Sigmund Freud and the unconscious

Almost everyday you will hear someone casually refer to an act done unconsciously, or someone letting their “ego” get in the way. When you think of these words, you most likely can immediately conjure up some schema or idea of what it is, and in what context it shapes who you are. What is your unconsciousness? It is the mastermind of your personality that lies just below the surface of awareness. It causes you to do things without you actually knowing you did it. It may hold repressed memories, sexual desires, or a mishmash of other thoughts and character traits beyond your immediate control. It may breach into your consciousness during your sleep, and according to followers of psychoanalysis, it holds keys to your personality and character that can be analyzed through dream interpretation. But is that really what the unconscious is? I would argue no. I would argue that the unconscious is merely an idea. It is unprovable, really. Empirically, we can’t show any evidence of an unconscious. Sigmund Freud brilliantly created and described the term and developed bodies of literature that supported it. But all of this only purports a proposed theory. It is a theory, much like Newtonian physics or even nuclear physics. We come up with ideas and theories that support happenings we encounter or observe, but they really are unprovable. I think in a way this is much like different forms of religion. Certain schemas are developed that govern peoples’ behavior on a day to day basis, but when these elaborate mental creations are really evaluated, there is no empirical evidence for their basis. We reach a point where our acceptance of them happens almost without thought; the ideas are just there. They’ve always been there and always will be. But I think we need to dig a little deeper.
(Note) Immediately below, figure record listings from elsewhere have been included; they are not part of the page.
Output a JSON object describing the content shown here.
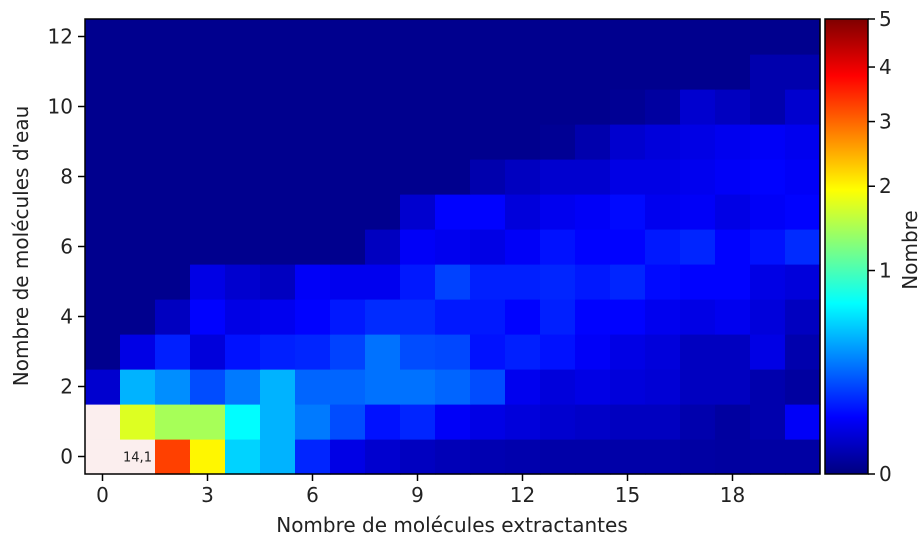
{
  "chart_data": {
    "type": "heatmap",
    "xlabel": "Nombre de molécules extractantes",
    "ylabel": "Nombre de molécules d'eau",
    "x_ticks": [
      0,
      3,
      6,
      9,
      12,
      15,
      18
    ],
    "y_ticks": [
      0,
      2,
      4,
      6,
      8,
      10,
      12
    ],
    "xlim": [
      -0.5,
      20.5
    ],
    "ylim": [
      -0.5,
      12.5
    ],
    "colorbar": {
      "label": "Nombre",
      "colormap": "jet",
      "scale": "sqrt",
      "ticks": [
        0,
        1,
        2,
        3,
        4,
        5
      ],
      "range": [
        0,
        5
      ]
    },
    "saturated_color": "#fbeeee",
    "annotation": "14,1",
    "grid_note": "rows indexed by water molecules (0..12), columns by extractant molecules (0..20); null = above colour-bar maximum",
    "values": [
      [
        null,
        14.1,
        3.3,
        2.0,
        0.55,
        0.45,
        0.13,
        0.05,
        0.03,
        0.02,
        0.015,
        0.012,
        0.01,
        0.008,
        0.008,
        0.008,
        0.008,
        0.006,
        0.005,
        0.006,
        0.006
      ],
      [
        null,
        1.75,
        1.45,
        1.45,
        0.7,
        0.45,
        0.3,
        0.2,
        0.1,
        0.13,
        0.07,
        0.05,
        0.04,
        0.03,
        0.025,
        0.02,
        0.02,
        0.01,
        0.005,
        0.01,
        0.07
      ],
      [
        0.03,
        0.45,
        0.35,
        0.2,
        0.3,
        0.45,
        0.25,
        0.25,
        0.28,
        0.28,
        0.25,
        0.2,
        0.06,
        0.04,
        0.05,
        0.04,
        0.035,
        0.02,
        0.02,
        0.01,
        0.005
      ],
      [
        0.001,
        0.05,
        0.12,
        0.04,
        0.1,
        0.12,
        0.13,
        0.18,
        0.28,
        0.2,
        0.19,
        0.1,
        0.12,
        0.1,
        0.07,
        0.05,
        0.04,
        0.02,
        0.02,
        0.05,
        0.01
      ],
      [
        0.001,
        0.001,
        0.02,
        0.08,
        0.05,
        0.06,
        0.08,
        0.11,
        0.14,
        0.14,
        0.11,
        0.11,
        0.08,
        0.12,
        0.08,
        0.08,
        0.06,
        0.05,
        0.06,
        0.04,
        0.02
      ],
      [
        0.001,
        0.001,
        0.001,
        0.05,
        0.03,
        0.02,
        0.07,
        0.06,
        0.06,
        0.11,
        0.18,
        0.12,
        0.12,
        0.13,
        0.11,
        0.13,
        0.09,
        0.08,
        0.08,
        0.05,
        0.04
      ],
      [
        0.001,
        0.001,
        0.001,
        0.001,
        0.001,
        0.001,
        0.001,
        0.001,
        0.02,
        0.07,
        0.06,
        0.05,
        0.07,
        0.1,
        0.08,
        0.08,
        0.11,
        0.13,
        0.08,
        0.1,
        0.14
      ],
      [
        0.001,
        0.001,
        0.001,
        0.001,
        0.001,
        0.001,
        0.001,
        0.001,
        0.001,
        0.03,
        0.08,
        0.08,
        0.04,
        0.06,
        0.07,
        0.09,
        0.06,
        0.07,
        0.05,
        0.07,
        0.08
      ],
      [
        0.001,
        0.001,
        0.001,
        0.001,
        0.001,
        0.001,
        0.001,
        0.001,
        0.001,
        0.001,
        0.001,
        0.01,
        0.02,
        0.03,
        0.03,
        0.05,
        0.05,
        0.06,
        0.07,
        0.08,
        0.07
      ],
      [
        0.001,
        0.001,
        0.001,
        0.001,
        0.001,
        0.001,
        0.001,
        0.001,
        0.001,
        0.001,
        0.001,
        0.001,
        0.001,
        0.002,
        0.01,
        0.03,
        0.04,
        0.05,
        0.06,
        0.07,
        0.06
      ],
      [
        0.001,
        0.001,
        0.001,
        0.001,
        0.001,
        0.001,
        0.001,
        0.001,
        0.001,
        0.001,
        0.001,
        0.001,
        0.001,
        0.001,
        0.001,
        0.002,
        0.005,
        0.03,
        0.02,
        0.01,
        0.03
      ],
      [
        0.001,
        0.001,
        0.001,
        0.001,
        0.001,
        0.001,
        0.001,
        0.001,
        0.001,
        0.001,
        0.001,
        0.001,
        0.001,
        0.001,
        0.001,
        0.001,
        0.001,
        0.001,
        0.001,
        0.01,
        0.01
      ],
      [
        0.001,
        0.001,
        0.001,
        0.001,
        0.001,
        0.001,
        0.001,
        0.001,
        0.001,
        0.001,
        0.001,
        0.001,
        0.001,
        0.001,
        0.001,
        0.001,
        0.001,
        0.001,
        0.001,
        0.001,
        0.001
      ]
    ]
  }
}
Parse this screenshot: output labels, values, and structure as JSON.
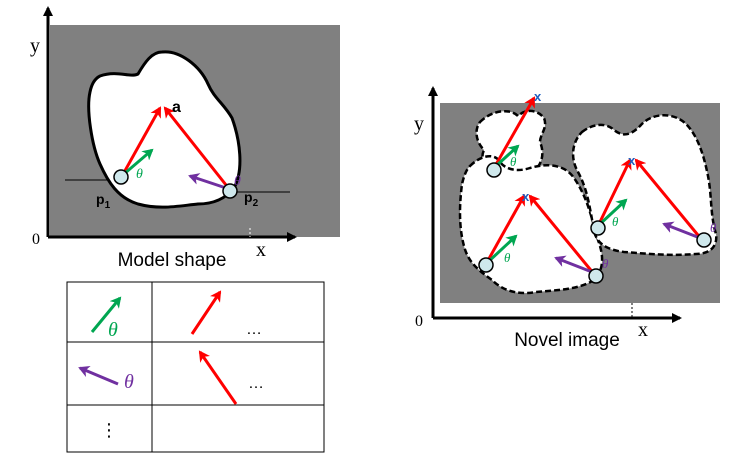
{
  "colors": {
    "panel_bg": "#808080",
    "shape_fill": "#ffffff",
    "red_vector": "#ff0000",
    "green_vector": "#00a651",
    "purple_vector": "#7030a0",
    "point_fill": "#cfe8ec",
    "marker_blue": "#1f5fbf"
  },
  "model": {
    "axis_y": "y",
    "axis_x": "x",
    "origin": "0",
    "point_a": "a",
    "p1_base": "p",
    "p1_sub": "1",
    "p2_base": "p",
    "p2_sub": "2",
    "theta_green": "θ",
    "theta_purple": "θ",
    "caption": "Model shape"
  },
  "table": {
    "row1_theta": "θ",
    "row1_dots": "…",
    "row2_theta": "θ",
    "row2_dots": "…",
    "row3_dots": "⋮"
  },
  "novel": {
    "axis_y": "y",
    "axis_x": "x",
    "origin": "0",
    "marker": "x",
    "theta_1": "θ",
    "theta_2": "θ",
    "theta_3": "θ",
    "theta_4": "θ",
    "caption": "Novel image"
  }
}
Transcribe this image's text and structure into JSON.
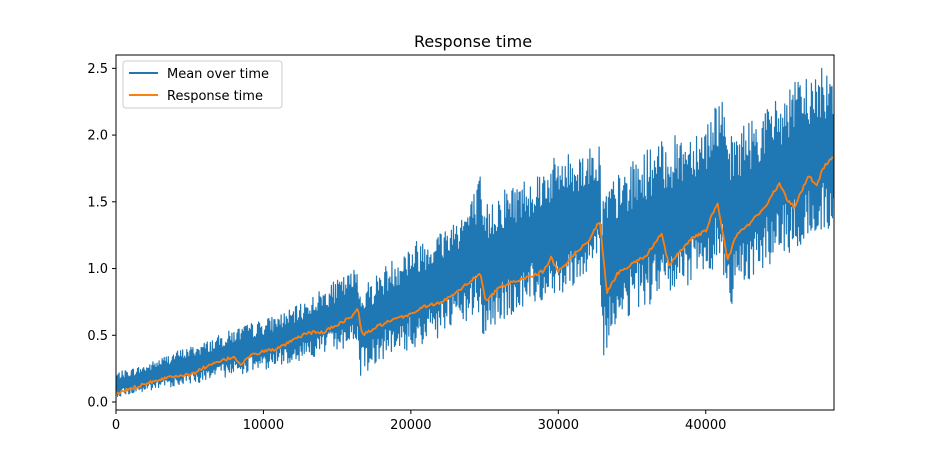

I’m not arguing that there is no god or afterlife. This is merely an attempt at delving deeper into understanding the basis of our understanding of why we do the things we do and believe the things we believe. People have different ideas of morality. Where do they come from? If they come from christianity, their foundation is basically traced back to the bible. The Bible teaches a great many things and documents a great many miracles. But empirically, I have yet to see a miracle like that performed during the early first millennium. My point is, a schema has been created that purports a moral code, or a religious entity, that is founded from an idea. Without evidence, it doesn’t exist but within the mind. I’m not saying its wrong. I’m just saying that this is what it is. It’s a type of theory if you will, or schema created to explain something. And because of its acceptance, it begins to shape behavior. Should it shape behavior, or affect our lives so much?